Data set documentation

Version 2024

This documentation specifies the format of datasets for the MonolixSuite starting in 2018. It details:

  • General structure: structure of a dataset for population modeling
  • Format rules: rules to format your experimental data, using the available column types
  • Examples: examples of real datasets with typical features (continuous data, discrete data, time-to-event data, censored data, data with several types of measurements, …)
  • Nonmem differences: key differences with the Nonmem format

©Lixoft

Dataset for population modeling

The considered datasets are dedicated to population modeling. The population approach describes phenomena observed in each of a set of individuals and the variability between individuals. The data is thus individual data, and is often longitudinal (over time).  For each subject, the dataset contains measurements, dose regimen, covariates etc … i.e. all collected information.

General format

The data must be in long format, i.e each row is one time point per subject. For each row, the individuals ID, observations, dose amount, covariates, etc are recorded in different columns. The column names in the dataset header can be  set to anything, but the columns must be tagged using the available column types when defining the data in the applications of the MonolixSuite, such that the application knows how to interpret the data.
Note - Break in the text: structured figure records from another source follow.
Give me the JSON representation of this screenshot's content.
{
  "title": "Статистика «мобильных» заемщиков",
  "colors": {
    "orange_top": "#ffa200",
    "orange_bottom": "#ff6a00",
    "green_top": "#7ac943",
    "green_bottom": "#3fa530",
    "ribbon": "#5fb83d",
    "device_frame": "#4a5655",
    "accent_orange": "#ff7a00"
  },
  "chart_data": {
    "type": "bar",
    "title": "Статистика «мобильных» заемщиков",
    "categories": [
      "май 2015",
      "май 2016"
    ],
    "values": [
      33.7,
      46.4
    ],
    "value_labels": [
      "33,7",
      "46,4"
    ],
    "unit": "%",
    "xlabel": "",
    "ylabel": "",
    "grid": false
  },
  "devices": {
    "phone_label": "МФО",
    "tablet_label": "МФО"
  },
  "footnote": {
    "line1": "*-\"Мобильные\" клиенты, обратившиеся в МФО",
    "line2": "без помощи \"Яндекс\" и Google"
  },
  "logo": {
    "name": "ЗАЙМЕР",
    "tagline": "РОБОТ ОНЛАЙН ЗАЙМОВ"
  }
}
The column types are very similar and compatible with the structure used by the Nonmem software.

File types: The file should be in text format with a file of .txt or .csv or .tsv. and the data must be separated by tab “\t”, comma “,”,  semicolon “;” or a space ” “. A header line is required specifying the column names. Additionally, starting with version 2024, Excel files with extensions .xls or .xlsx and SAS files with extensions .sas2bdat, and .xpt are supported.